- Born: Elizabeth Ann Richardson June 8, 1918 Akron, Ohio, United States
- Died: July 25, 1945 (aged 27) Rouen, France
- Cause of death: crashed in an L-4 Grasshopper
- Burial place: Normandy American Cemetery and Memorial grave A-21-5 49°21′37″N 0°51′26″W﻿ / ﻿49.360278°N 0.857222°W
- Education: Mishawaka High School
- Alma mater: Milwaukee-Downer College
- Occupation: advertising
- Organization: American Red Cross
- Parent(s): Charles Richardson Henrietta Mehlbach
- Awards: American Red Cross medal

= Liz Richardson =

Red Cross Clubmobiler (1918–1945)

Elizabeth Ann Richardson (8 June 1918 – 25 July 1945) was a volunteer for the American Red Cross during World War II known for being one of the four women buried at the Normandy American Cemetery and Memorial.

== Early life ==
Richardson was born in Akron, Ohio on June 8, 1918, to Charles Monroe Richardson and Henrietta M. Mehlbach and raised in Mishawaka, Indiana. She attended Milwaukee-Downer College in 1936 specializing in Art and English. After college, she worked at the Boston Store (Wisconsin-based department store) and Gimbels before gaining a position in the advertisement department at Schuster's. She joined the Red Cross in July 1944.

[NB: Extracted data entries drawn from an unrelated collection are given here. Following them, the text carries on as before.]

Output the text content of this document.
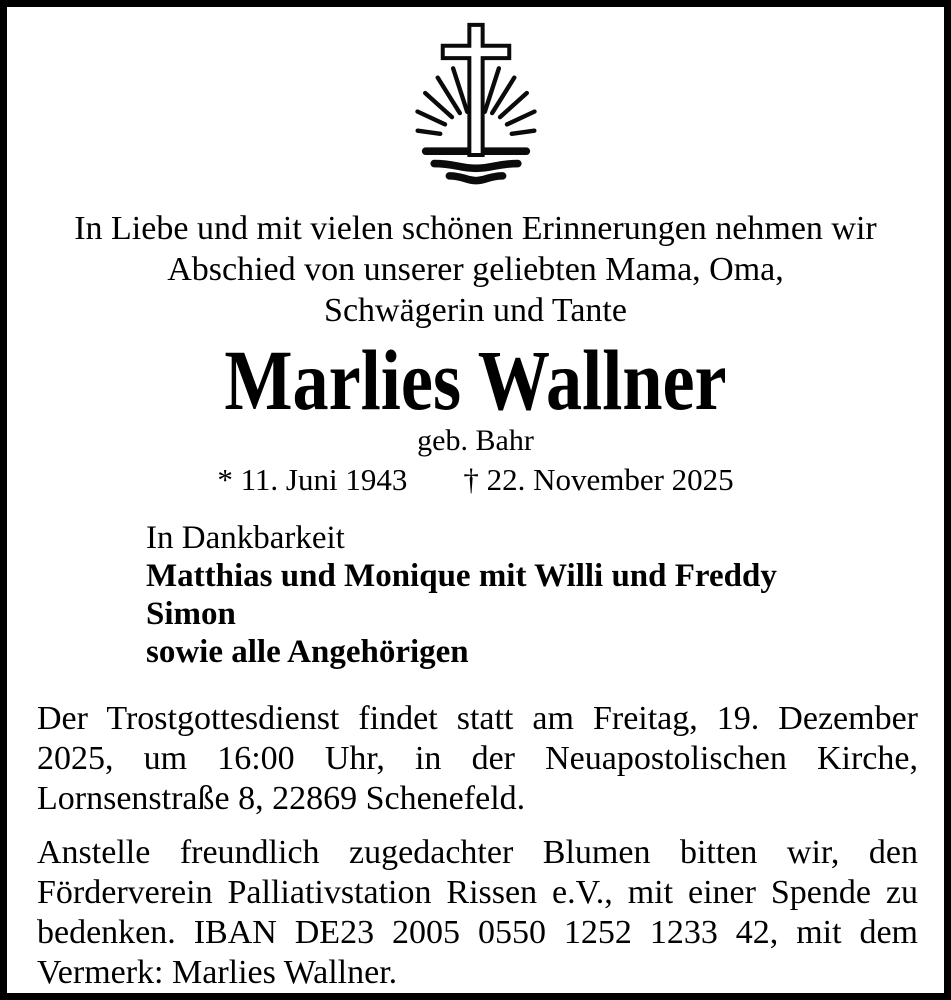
In Liebe und mit vielen schönen Erinnerungen nehmen wir
Abschied von unserer geliebten Mama, Oma,
Schwägerin und Tante
Marlies Wallner
geb. Bahr
* 11. Juni 1943 † 22. November 2025
In Dankbarkeit
Matthias und Monique mit Willi und Freddy
Simon
sowie alle Angehörigen
Der Trostgottesdienst findet statt am Freitag, 19. Dezember 2025, um 16:00 Uhr, in der Neuapostolischen Kirche, Lornsenstraße 8, 22869 Schenefeld.
Anstelle freundlich zugedachter Blumen bitten wir, den Förderverein Palliativstation Rissen e.V., mit einer Spende zu bedenken. IBAN DE23 2005 0550 1252 1233 42, mit dem Vermerk: Marlies Wallner.
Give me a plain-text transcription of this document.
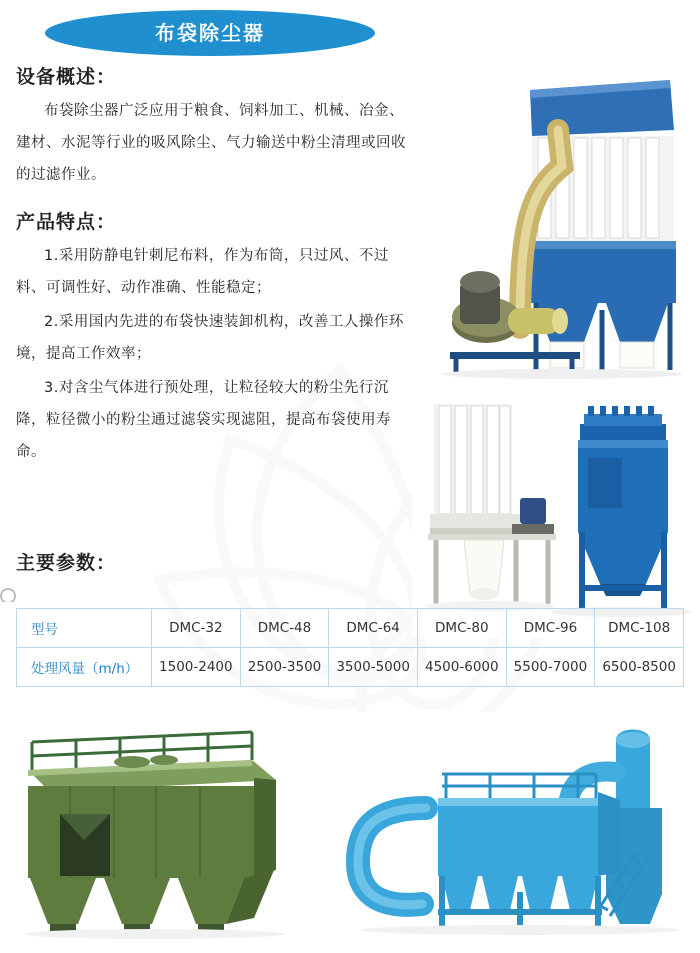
布袋除尘器
设备概述：

布袋除尘器广泛应用于粮食、饲料加工、机械、冶金、建材、水泥等行业的吸风除尘、气力输送中粉尘清理或回收的过滤作业。

产品特点：

1.采用防静电针刺尼布料，作为布筒，只过风、不过料、可调性好、动作准确、性能稳定；

2.采用国内先进的布袋快速装卸机构，改善工人操作环境，提高工作效率；

3.对含尘气体进行预处理，让粒径较大的粉尘先行沉降，粒径微小的粉尘通过滤袋实现滤阻，提高布袋使用寿命。

主要参数：
型号	DMC-32	DMC-48	DMC-64	DMC-80	DMC-96	DMC-108
处理风量（m/h）	1500-2400	2500-3500	3500-5000	4500-6000	5500-7000	6500-8500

== World War II Red Cross Service ==
Richardson served in a Clubmobile serving coffee and doughnuts to US troops during the Allied Liberation of France in the Second World War. Richardson was promoted to the Captain of her unit. She was killed in a Piper Cub plane crash near Rouen when flying to Paris on July 25, 1945, and is now one of the four women to be buried in the Normandy American Cemetery and Memorial. The three other women honored with burials there, were Mary H. Bankston, Mary Jewel Barlow and Dolores Mercedes Browne, African American women who had served in the Army's unique 6888th Central Postal Directory Battalion and been killed in a Jeep accident.